これは使い方を間違えてはいけない禁断の秘術。

 

あたしは今の所。

 

これを誰かに教えるつもりはさらさら無かった。アンペルさんも、それは同じなのだろう。

 

「これで納入は終わりですね」

 

「ええ。 またよろしくお願いします」

 

「此方こそ。 私も、外の世界に出ていたら、貴方くらい自由に生きられていたのかな」

 

カフェのマスターはまだ若く見えるが。

 

実際にはそうでもないのかも知れない。

 

荒くれを捌ける事から考えても、多分荒事の経験者だ。

 

過去を詮索するような気はないが、戦士として街道で戦い続けて来た猛者だったのかもしれない。

 

そんな彼女も。

 

素敵な笑顔をいつも浮かべているけれども。

 

それでも幸せそうにはみえない。

 

あたしは、まだ幸せにやれているほうなのだ。

 

それは、常に自分に言い聞かせなければならなかった。

 

カフェで夕食を取って、アトリエに戻る。

 

フィーのために、魔力を放出。フィーは大喜びで魔力を食べる。あたしの魔力は、もう増加をほぼ止めている。

 

後は更に練り上げて、活用して行くだけだが。

 

ただ最近。

 

少しずつ、頭に掛かるもやみたいなのは、薄れ始めている気がする。

 

だが、もやみたいなのが反発しているのか。

 

寝ている時は、それこそすとんと落ちて。朝まで目が覚めなかったりするが。

 

感応夢を殆ど見ないのも、それが理由かも知れない。

 

「フィー!」

 

「ふーむ、魔力を濃いめにした方が美味しい?」

 

「フィー! フィーフィー!」

 

「分かった。 これから調整してみるよ」

 

あたしとしても、一日で余った魔力をこうして放出することは、まだ伸びるかも知れない力を調整する鍛錬になる。

 

フィーとしても、ご飯を食べられる事になる。

 

どっちにとっても良いことだ。

 

だから、躊躇う理由がない。

 

後は、寝るだけだ。

 

フィーは全く大きくなる気配がない。

 

これだけは有り難いが。

 

或いは昆虫のように。
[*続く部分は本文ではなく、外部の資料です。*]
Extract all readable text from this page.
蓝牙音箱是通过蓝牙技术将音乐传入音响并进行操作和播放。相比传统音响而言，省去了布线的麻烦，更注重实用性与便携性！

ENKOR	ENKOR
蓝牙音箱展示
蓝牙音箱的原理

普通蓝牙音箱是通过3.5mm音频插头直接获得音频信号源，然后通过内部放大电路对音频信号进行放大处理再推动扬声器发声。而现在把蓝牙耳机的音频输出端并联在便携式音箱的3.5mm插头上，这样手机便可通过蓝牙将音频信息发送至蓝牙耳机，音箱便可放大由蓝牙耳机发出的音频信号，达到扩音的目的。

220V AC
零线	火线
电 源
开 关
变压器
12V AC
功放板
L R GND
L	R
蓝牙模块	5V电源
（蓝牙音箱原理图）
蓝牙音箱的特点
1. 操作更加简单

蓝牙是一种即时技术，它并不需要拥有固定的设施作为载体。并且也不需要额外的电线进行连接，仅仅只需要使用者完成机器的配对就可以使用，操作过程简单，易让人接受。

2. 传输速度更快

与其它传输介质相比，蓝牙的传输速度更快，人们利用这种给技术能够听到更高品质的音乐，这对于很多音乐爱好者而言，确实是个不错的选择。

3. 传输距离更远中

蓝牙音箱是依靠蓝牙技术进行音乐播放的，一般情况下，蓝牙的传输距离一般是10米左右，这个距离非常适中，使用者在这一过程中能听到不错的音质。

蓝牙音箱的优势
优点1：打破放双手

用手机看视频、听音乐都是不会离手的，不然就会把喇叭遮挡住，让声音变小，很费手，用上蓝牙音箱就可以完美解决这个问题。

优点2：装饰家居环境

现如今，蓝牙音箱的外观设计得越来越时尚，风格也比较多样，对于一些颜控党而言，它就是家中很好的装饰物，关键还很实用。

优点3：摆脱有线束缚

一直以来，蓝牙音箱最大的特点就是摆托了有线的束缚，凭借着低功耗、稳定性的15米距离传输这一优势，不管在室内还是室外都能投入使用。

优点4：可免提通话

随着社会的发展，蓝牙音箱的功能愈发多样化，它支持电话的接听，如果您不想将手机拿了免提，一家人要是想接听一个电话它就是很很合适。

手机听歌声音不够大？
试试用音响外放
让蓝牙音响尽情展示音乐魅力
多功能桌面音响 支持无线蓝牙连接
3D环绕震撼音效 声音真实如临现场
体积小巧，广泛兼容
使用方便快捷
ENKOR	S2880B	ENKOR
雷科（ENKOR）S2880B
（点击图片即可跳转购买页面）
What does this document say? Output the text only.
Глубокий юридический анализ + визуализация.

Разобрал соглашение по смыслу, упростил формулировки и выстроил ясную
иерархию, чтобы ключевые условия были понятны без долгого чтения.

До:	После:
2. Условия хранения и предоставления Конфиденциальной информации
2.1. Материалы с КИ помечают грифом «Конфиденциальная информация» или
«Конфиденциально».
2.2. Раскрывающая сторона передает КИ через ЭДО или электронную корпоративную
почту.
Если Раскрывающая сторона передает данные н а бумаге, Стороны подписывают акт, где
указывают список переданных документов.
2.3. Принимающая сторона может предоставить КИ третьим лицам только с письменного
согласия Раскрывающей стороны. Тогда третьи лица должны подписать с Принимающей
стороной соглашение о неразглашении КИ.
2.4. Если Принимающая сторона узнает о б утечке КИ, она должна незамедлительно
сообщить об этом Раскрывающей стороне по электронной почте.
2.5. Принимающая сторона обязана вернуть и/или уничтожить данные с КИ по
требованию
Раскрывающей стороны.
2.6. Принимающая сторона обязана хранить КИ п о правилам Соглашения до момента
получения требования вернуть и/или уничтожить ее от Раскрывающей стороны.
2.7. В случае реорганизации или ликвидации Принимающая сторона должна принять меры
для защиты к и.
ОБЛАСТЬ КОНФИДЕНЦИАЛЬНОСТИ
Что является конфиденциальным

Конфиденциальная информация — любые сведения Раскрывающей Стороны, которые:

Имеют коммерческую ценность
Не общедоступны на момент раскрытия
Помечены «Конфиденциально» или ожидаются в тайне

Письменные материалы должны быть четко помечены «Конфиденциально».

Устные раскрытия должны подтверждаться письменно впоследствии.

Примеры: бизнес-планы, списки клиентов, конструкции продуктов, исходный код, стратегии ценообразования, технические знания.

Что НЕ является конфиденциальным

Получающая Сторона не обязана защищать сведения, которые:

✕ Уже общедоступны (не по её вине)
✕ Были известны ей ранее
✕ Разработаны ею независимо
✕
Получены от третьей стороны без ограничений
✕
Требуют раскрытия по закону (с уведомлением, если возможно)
ある日突然、蛹になったり。脱皮したりして。大きくなるかも知れない。

 

それは常に計算に入れておかなければならない。

 

そもそもフィーは未知の生物。

 

何がどうなっても、不思議では無いのだから。

 

明かりを落として、眠る。

 

フィーも大人しく眠るので、此方としては助かる。

 

本当に、言う事を良く聞く。

 

人間の子供だったら、こうはいかない。

 

それが自分の例で分かりきっているから。

 

あたしは、フィーに対して情が湧くし。

 

もしも殺さなければいけなくなる場合を思うと。

 

その時は、とても悲しいなとも感じるのだった。




※ライザとフィーの本作での関係について

ライザは原作でも農家の娘で、畜産経験者です。

だからこそ、人間の害になるのなら、命を場合によっては奪わなければならないこと。

更にはどんなに子供の頃は可愛くとも、成長すれば危険な存在になる生物がいる事も理解しています。

原作ではフィーに駄々甘だったライザですが。

本作のライザは、状況次第ではフィーを自分の手で殺す事を覚悟していますし、実施します。

これは原作との明快な違いですが。

そもそも生き物の命を預かるものとして、絶対に覚悟しなければならない事ですので。本作では敢えて何度も強調しています。

それについてはご理解ください。